Harga Emas Global dan Domestik Tertekan Sentimen Pasar dan Data Inflasi AS
Harga emas mengalami penurunan signifikan di pasar global dan domestik, dipicu oleh kombinasi sentimen pasar yang berubah dan antisipasi terhadap data inflasi Amerika Serikat. Pada perdagangan sesi Asia hari Selasa, harga emas (XAU/USD) tercatat turun ke level US$ 3.235, menyusul penurunan tajam lebih dari 3% pada hari sebelumnya. Di dalam negeri, harga emas Logam Mulia Antam 24 Karat juga mengalami penurunan sebesar Rp 21.000, mencapai level Rp 1.884.000 per gram.

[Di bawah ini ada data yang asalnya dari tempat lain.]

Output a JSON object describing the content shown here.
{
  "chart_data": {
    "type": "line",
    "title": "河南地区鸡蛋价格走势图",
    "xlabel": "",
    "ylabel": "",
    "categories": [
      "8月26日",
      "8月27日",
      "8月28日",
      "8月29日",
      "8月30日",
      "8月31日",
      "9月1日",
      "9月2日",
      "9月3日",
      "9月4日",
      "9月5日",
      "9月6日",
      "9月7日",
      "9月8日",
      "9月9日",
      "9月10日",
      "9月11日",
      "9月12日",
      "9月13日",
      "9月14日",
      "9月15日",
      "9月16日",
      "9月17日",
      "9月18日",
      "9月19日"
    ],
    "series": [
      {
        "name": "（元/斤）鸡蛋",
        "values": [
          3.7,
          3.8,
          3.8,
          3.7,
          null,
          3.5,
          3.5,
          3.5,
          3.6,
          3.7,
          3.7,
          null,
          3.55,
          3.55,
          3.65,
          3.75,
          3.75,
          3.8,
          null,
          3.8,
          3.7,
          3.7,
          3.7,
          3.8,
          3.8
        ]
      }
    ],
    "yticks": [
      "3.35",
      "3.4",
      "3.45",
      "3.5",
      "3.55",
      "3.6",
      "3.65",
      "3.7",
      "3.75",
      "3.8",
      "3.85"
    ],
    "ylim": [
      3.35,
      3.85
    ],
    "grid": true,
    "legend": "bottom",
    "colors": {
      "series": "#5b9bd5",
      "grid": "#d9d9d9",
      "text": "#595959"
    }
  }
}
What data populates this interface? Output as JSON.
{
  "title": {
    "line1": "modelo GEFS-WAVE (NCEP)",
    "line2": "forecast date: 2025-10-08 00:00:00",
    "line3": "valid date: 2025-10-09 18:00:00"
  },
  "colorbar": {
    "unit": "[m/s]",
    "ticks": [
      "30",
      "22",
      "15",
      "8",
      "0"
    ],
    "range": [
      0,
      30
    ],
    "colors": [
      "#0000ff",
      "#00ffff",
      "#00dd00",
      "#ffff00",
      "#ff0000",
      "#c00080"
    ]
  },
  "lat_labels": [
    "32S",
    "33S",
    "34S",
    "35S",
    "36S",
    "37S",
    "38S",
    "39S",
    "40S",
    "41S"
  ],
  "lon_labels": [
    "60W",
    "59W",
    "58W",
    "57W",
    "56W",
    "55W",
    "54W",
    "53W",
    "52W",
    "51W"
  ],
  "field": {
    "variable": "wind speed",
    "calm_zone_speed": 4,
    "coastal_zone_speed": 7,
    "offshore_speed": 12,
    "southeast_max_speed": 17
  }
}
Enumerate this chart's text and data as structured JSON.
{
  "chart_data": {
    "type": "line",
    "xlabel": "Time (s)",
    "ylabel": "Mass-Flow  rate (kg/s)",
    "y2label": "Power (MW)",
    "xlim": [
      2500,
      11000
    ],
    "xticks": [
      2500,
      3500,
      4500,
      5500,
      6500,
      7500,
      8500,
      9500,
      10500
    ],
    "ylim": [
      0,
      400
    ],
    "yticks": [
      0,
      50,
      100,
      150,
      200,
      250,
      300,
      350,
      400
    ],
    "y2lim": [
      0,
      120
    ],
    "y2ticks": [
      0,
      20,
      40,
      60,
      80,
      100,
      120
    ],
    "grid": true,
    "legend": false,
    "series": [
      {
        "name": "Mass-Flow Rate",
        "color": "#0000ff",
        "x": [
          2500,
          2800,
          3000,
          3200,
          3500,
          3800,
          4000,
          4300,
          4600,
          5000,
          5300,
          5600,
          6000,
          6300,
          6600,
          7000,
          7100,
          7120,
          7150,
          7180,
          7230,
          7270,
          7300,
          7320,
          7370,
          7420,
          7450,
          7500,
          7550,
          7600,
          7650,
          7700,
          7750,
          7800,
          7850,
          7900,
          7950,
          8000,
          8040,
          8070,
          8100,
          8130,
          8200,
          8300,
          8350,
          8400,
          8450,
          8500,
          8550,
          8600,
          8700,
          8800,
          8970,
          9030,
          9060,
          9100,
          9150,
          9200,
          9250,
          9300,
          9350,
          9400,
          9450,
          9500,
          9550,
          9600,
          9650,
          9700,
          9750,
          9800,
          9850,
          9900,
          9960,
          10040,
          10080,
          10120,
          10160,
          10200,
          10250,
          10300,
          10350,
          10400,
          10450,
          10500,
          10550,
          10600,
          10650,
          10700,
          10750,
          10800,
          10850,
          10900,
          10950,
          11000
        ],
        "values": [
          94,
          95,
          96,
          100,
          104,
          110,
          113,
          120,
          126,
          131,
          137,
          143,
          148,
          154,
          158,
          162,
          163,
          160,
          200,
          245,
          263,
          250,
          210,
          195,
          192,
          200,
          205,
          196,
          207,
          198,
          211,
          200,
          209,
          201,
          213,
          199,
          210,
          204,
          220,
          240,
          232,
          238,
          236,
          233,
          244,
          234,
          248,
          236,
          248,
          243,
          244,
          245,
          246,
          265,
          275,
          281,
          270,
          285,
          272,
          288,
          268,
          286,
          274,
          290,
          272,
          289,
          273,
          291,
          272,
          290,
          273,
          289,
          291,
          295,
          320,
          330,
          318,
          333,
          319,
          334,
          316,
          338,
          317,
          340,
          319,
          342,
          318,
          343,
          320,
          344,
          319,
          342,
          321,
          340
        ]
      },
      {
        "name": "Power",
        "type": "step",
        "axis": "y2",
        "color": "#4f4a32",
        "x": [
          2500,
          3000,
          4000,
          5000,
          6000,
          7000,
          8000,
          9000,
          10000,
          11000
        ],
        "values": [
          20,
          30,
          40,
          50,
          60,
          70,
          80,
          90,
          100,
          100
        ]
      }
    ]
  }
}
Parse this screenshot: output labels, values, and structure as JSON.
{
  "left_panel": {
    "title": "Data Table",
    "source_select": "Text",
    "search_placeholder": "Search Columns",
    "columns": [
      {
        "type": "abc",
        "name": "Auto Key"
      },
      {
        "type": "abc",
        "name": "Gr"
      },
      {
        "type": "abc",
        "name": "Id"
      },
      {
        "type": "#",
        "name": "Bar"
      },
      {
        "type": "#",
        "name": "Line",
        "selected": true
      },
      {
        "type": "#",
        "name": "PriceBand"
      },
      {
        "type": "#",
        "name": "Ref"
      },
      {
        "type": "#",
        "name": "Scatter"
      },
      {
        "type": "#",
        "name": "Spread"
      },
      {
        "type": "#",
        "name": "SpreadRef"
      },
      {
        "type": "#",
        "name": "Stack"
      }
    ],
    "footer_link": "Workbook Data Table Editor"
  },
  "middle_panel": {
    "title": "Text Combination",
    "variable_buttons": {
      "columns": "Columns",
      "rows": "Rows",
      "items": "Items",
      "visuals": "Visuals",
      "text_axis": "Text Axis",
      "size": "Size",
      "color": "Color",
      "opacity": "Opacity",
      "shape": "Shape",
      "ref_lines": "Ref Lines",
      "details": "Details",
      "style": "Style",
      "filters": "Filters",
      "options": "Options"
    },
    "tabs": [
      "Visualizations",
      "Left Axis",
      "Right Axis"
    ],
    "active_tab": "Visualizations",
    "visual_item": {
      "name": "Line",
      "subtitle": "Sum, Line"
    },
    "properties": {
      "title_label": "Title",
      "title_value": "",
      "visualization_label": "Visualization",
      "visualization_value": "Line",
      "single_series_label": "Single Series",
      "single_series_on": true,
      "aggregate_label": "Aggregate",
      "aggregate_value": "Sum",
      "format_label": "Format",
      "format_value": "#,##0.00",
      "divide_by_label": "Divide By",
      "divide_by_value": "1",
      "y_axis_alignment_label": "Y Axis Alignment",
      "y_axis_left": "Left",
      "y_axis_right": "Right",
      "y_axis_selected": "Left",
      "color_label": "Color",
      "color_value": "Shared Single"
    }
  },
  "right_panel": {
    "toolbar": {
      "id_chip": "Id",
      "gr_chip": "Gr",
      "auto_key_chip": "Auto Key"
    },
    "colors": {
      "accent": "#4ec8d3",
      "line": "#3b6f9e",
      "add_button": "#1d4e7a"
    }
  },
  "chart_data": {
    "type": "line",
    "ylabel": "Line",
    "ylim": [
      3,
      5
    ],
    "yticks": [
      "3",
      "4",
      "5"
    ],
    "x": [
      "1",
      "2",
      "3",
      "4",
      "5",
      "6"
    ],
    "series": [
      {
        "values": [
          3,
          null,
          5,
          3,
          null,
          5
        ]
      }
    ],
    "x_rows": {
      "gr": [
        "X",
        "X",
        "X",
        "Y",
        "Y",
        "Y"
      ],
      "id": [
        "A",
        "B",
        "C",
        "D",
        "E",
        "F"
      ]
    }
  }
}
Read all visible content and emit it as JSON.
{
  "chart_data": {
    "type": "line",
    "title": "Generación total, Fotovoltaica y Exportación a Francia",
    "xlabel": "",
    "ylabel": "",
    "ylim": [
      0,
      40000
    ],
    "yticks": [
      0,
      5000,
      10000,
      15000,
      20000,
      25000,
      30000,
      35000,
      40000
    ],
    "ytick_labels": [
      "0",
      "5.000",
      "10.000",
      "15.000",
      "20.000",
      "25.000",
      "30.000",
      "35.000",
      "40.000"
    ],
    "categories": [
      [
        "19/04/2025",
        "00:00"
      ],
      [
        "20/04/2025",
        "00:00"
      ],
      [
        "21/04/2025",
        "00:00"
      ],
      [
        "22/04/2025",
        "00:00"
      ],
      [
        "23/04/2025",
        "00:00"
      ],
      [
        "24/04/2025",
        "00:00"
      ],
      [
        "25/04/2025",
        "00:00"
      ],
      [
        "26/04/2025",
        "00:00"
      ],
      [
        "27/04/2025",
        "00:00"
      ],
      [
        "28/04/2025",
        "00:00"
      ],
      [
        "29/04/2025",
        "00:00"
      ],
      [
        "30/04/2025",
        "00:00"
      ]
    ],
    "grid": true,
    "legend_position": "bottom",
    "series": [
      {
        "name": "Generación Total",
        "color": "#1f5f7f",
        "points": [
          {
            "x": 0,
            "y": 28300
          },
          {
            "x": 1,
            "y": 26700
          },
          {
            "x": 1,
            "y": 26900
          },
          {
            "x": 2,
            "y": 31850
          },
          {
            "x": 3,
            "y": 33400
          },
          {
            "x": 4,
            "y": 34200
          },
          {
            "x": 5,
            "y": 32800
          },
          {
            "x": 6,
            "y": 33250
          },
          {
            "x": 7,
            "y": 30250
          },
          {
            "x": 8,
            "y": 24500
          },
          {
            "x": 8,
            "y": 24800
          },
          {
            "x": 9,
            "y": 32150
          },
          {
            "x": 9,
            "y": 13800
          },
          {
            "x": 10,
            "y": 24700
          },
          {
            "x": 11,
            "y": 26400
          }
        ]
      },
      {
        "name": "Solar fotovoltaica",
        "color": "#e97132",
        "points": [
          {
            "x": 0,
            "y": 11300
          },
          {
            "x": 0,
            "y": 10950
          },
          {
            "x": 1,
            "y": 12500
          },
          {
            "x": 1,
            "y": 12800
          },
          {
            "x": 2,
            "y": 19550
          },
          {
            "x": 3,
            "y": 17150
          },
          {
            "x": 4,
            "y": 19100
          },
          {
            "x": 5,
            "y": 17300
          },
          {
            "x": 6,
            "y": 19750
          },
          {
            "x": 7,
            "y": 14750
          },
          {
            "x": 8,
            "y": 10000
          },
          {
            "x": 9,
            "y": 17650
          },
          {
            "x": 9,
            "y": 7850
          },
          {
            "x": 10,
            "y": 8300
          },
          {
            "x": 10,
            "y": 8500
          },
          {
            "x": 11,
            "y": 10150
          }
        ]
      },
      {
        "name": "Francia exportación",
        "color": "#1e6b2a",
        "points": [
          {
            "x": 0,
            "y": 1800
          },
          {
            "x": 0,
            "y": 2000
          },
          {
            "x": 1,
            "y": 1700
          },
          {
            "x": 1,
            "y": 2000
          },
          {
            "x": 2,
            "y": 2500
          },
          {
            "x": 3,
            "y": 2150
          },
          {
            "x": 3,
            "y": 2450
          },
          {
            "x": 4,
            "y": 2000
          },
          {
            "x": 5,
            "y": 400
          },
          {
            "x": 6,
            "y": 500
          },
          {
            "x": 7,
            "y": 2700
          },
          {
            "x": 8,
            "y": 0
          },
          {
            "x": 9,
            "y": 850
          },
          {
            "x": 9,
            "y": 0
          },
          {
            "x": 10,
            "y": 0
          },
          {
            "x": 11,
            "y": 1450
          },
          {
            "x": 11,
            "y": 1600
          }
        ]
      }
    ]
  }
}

Optimisme pasar terkait kesepakatan perdagangan sementara antara Amerika Serikat dan China menjadi faktor utama yang membebani harga emas. Kesepakatan ini mengurangi permintaan terhadap aset safe haven, termasuk emas. Analis dari Dupoin Futures Indonesia, Andy Nugraha, mengindikasikan bahwa tren emas saat ini masih menunjukkan tekanan bearish. Pola candlestick pada grafik harian, bersama dengan indikator Moving Average, mengisyaratkan potensi penurunan lebih lanjut. Level support berikutnya yang berpotensi diuji adalah di sekitar US$ 3.206. Meskipun demikian, peluang rebound teknikal tetap ada jika sentimen pasar berubah secara tiba-tiba, dengan target kenaikan ke area $3.279.
Volatilitas pasar diperkirakan akan tetap tinggi menjelang rilis data inflasi AS. Investor menantikan data Consumer Price Index (CPI) AS untuk bulan April, yang diperkirakan akan dirilis malam ini. Proyeksi pasar menunjukkan kenaikan inflasi utama sebesar 2,4% Year-on-Year (YoY) dan inflasi inti sebesar 2,8% YoY. Data ini akan sangat memengaruhi ekspektasi pasar terhadap kebijakan suku bunga Federal Reserve (The Fed). Saat ini, pasar memperkirakan The Fed akan memulai pemotongan suku bunga pada bulan September, dengan potensi dua pemotongan tambahan hingga akhir tahun. Namun, jika data inflasi lebih tinggi dari perkiraan, ekspektasi ini dapat berubah, yang pada gilirannya akan memengaruhi harga emas.
Selain itu, penguatan dolar AS dan kenaikan imbal hasil obligasi pemerintah AS juga memberikan tekanan pada harga emas. Kombinasi ini menjadi tantangan bagi emas, karena logam mulia ini tidak memberikan imbal hasil seperti obligasi. Penguatan dolar terjadi seiring meningkatnya kepercayaan pasar setelah AS dan China sepakat untuk mengurangi tarif perdagangan dalam periode 90 hari. AS dilaporkan akan menurunkan tarif dari 145% menjadi 30% untuk sejumlah produk China, sementara China juga akan mengurangi bea masuk dari 125% menjadi 10% untuk barang-barang AS.
Di sisi geopolitik, ketegangan antara India dan Pakistan, serta inisiatif perundingan antara Ukraina dan Rusia, dapat memicu sentimen safe haven yang sewaktu-waktu dapat mendukung harga emas. Jika ketegangan meningkat, arus modal dapat kembali beralih ke aset aman seperti emas.
Andy Nugraha menyarankan agar para pelaku pasar tetap berhati-hati terhadap potensi pergerakan ekstrem. Dengan sentimen pasar yang campur aduk antara optimisme perdagangan dan kekhawatiran inflasi, pasar emas diperkirakan akan mengalami volatilitas tinggi hingga rilis data CPI memberikan arah yang lebih jelas. Investor disarankan untuk memantau perkembangan data ekonomi dan geopolitik untuk mengantisipasi pergerakan harga emas.
Berikut adalah beberapa faktor yang mempengaruhi harga emas:
- Kebijakan Suku Bunga The Fed: Ekspektasi terhadap pemotongan suku bunga dapat mendorong harga emas naik.
- Inflasi AS: Data inflasi yang lebih tinggi dari perkiraan dapat menekan harga emas.
- Nilai Tukar Dolar AS: Penguatan dolar AS cenderung menekan harga emas.
- Imbal Hasil Obligasi Pemerintah AS: Kenaikan imbal hasil obligasi dapat membuat emas kurang menarik.
- Ketegangan Geopolitik: Konflik dan ketidakpastian geopolitik dapat meningkatkan permintaan terhadap emas sebagai aset safe haven.